The four major banks controversially repriced their interest-only back books by an average of 32 basis points in June 2017 and claimed they were forced to do it by a restrictive lending policy imposed on them by the Australian Prudential Regulation Authority.
However, the justification stumped up by the banks was misleading because APRA’s restrictive benchmark for growth in interest-only mortgages was directed at limiting such lending to new borrowers only.
In its final report on residential mortgage pricing released yesterday, the ACCC found that the banks used the cover of the APRA’s regulatory intervention to slug existing interest-only borrowers with higher rates.
“Together, the big four banks estimated revenue gains of over $1.1 billion for their 2018 financial year primarily as a result of these mid–2017 interest rate increases,” the ACCC observed in its report.
“These estimated revenue gains were largely due to the big four banks’ increased variable rates for existing interest only residential mortgages.
“While APRA’s interest-only benchmark had the objective of contributing to financial system stability, we find it lessened price competition for interest-only lending.
“We consider that the benchmark provided the opportunity for the banks to synchronise their significant increases to interest-only rates during the price monitoring period, at a significant cost to those borrowers.”
The ACCC found that the “synchronised” mortgage repricings were enabled by an oligopoly market structure dominated by the four major banks.
The regulator also found that opaque pricing practices of major lenders meant that most existing borrowers were generally being charged much higher rates for the same mortgage products than new customers.

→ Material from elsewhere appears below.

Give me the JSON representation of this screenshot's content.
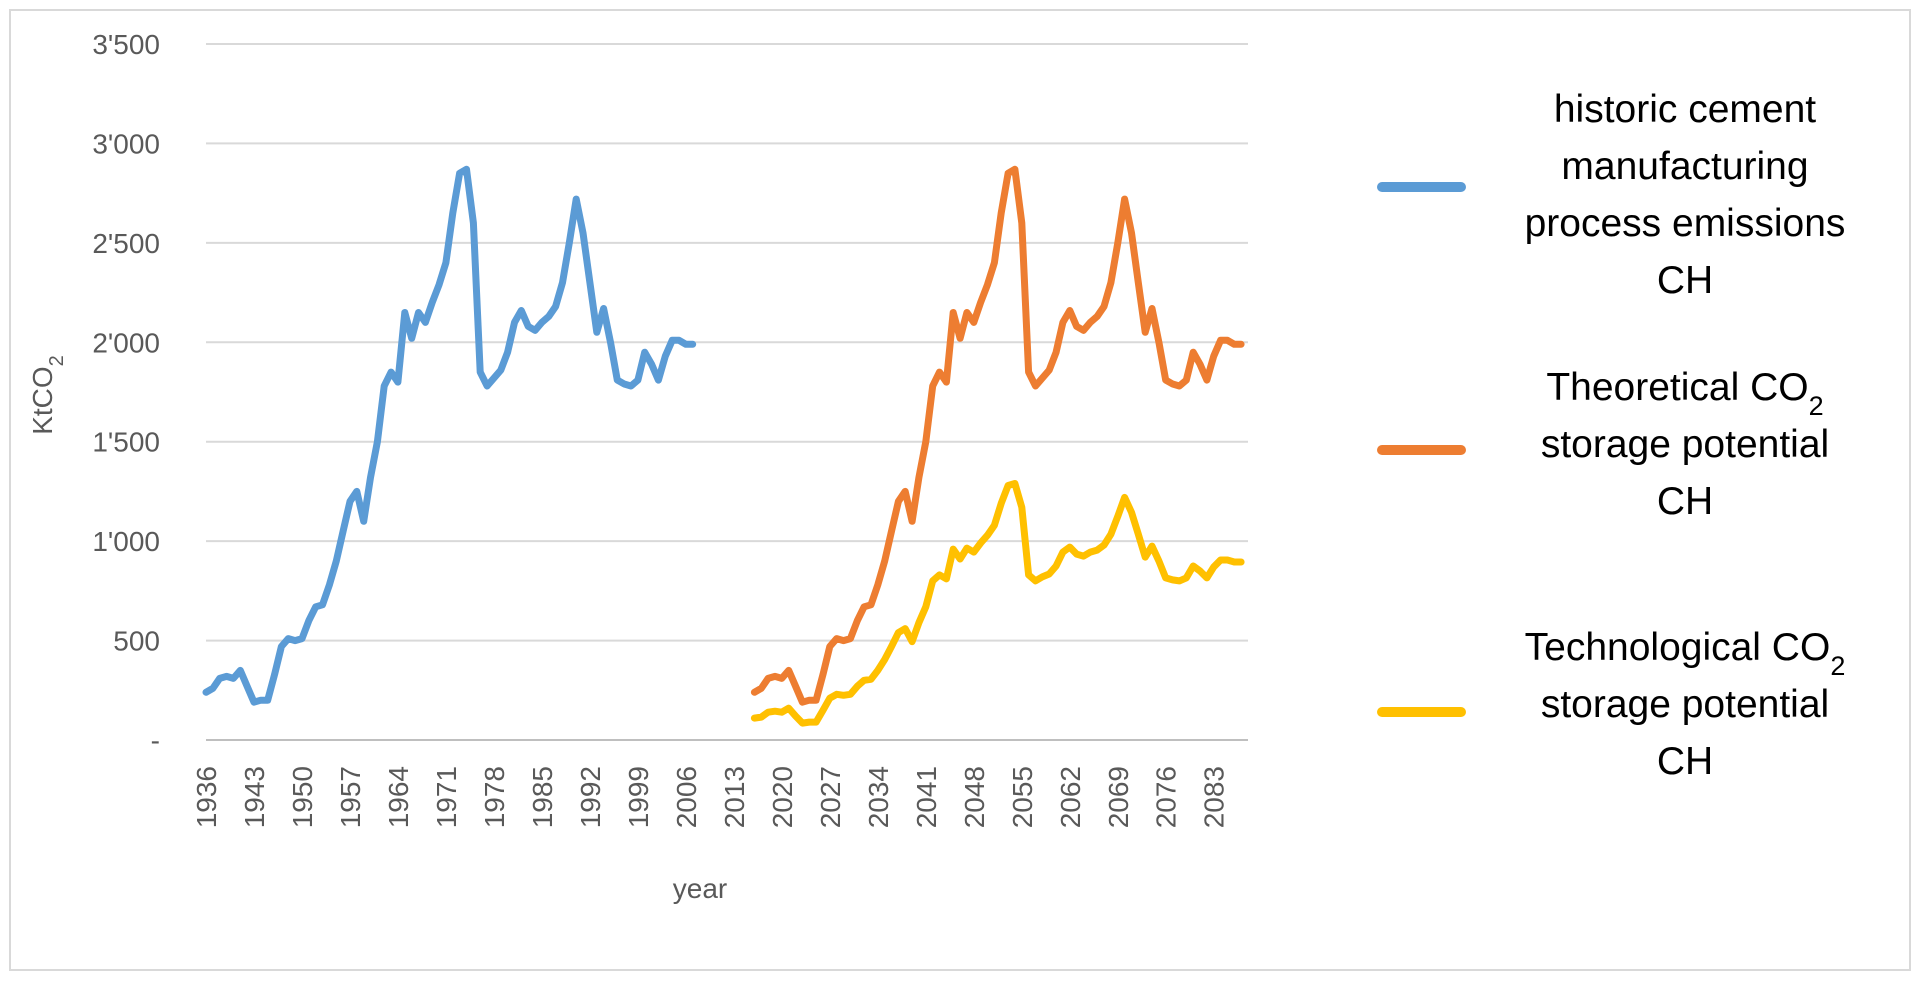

“The lack of transparency in discretionary discounts makes it unnecessarily difficult and more costly for borrowers to discover the best price offers,” the ACCC found.
“This adversely impacts borrowers’ willingness to shop around, either for a new residential mortgage or when they are contemplating switching their existing residential mortgage to another lender.”

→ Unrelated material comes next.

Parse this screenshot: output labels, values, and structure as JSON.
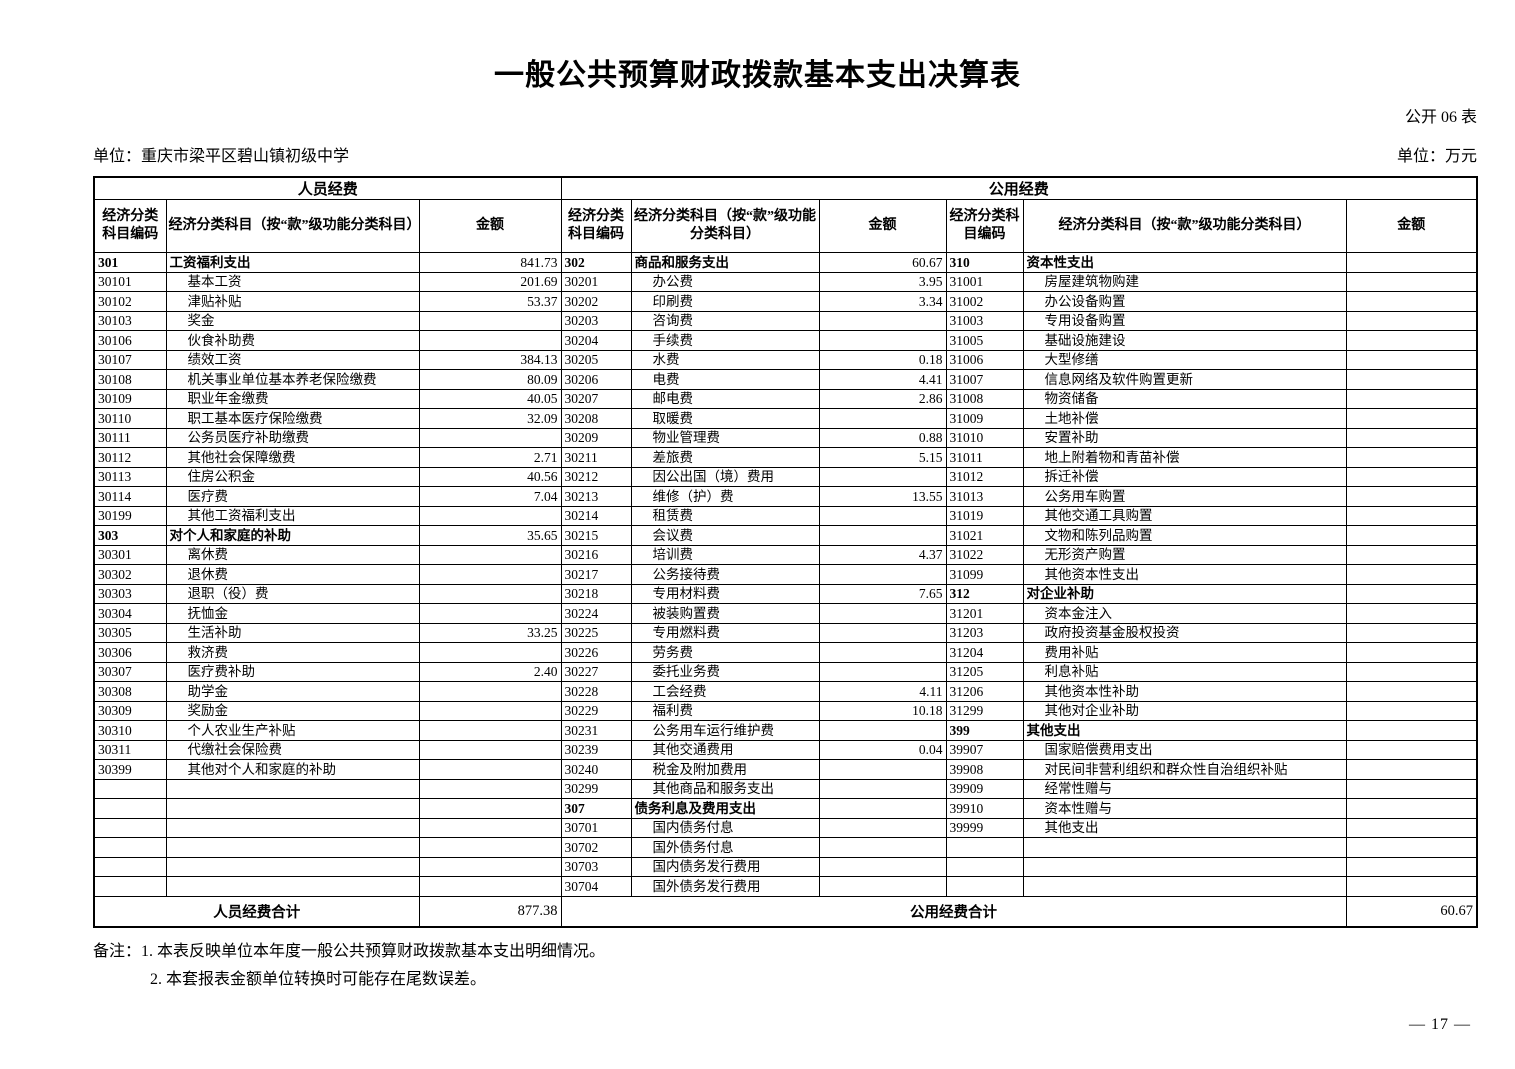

Consumer advocates, including the Consumer Action Law Centre(CALC), swooped on the ACCC’s findings, saying they were latest proof that banks were failing to give full and open disclosure to borrowers about their pricing tactics.
“Clearly the major banks are punishing loyalty rather than rewarding it,” said CALC’s director of policy, Catherine Temple.

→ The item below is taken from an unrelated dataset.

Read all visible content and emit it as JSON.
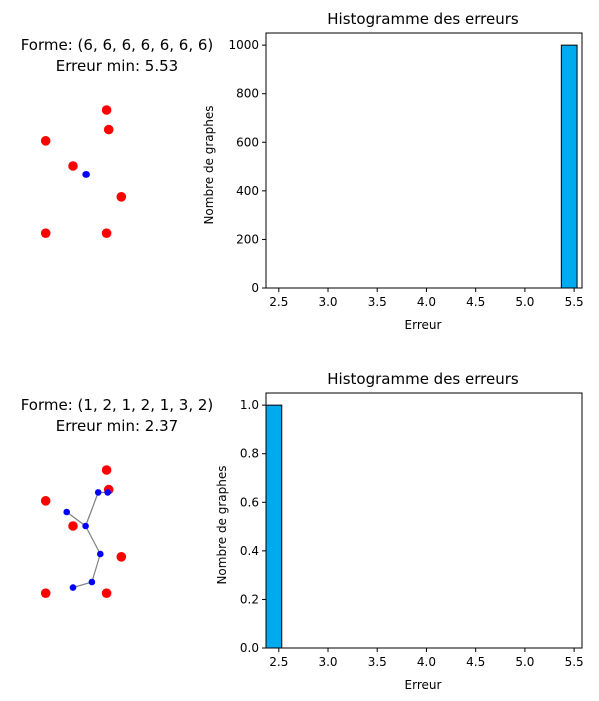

“Being a consumer shouldn’t be a full time job.”
Temple said her organisation had serious concerns about banks not being upfront with borrowers when they reprice home loans.
While the ACCC report is another blow to the reputations of Australia’s largest lenders, the regulator cleared the major banks of having used the 2017 mortgage rate hikes to recoup revenue lost through the federal government’s wholesale banking levy.
The ACCC was asked to investigate the possible link between the levy and mortgage rate increases after Prime Minister Scott Morrison raised such concerns last year when he was Treasurer.
“We did not find any evidence of an Inquiry Bank making a pricing decision during the price monitoring period in order to recover all or part of the cost of the Major Bank Levy from residential mortgage borrowers,” the ACCC said in its report.
“We came to this conclusion having reviewed decisions made by the Inquiry Banks in relation to headline variable interest rates, headline fixed interest rates, discounting policies and fees.”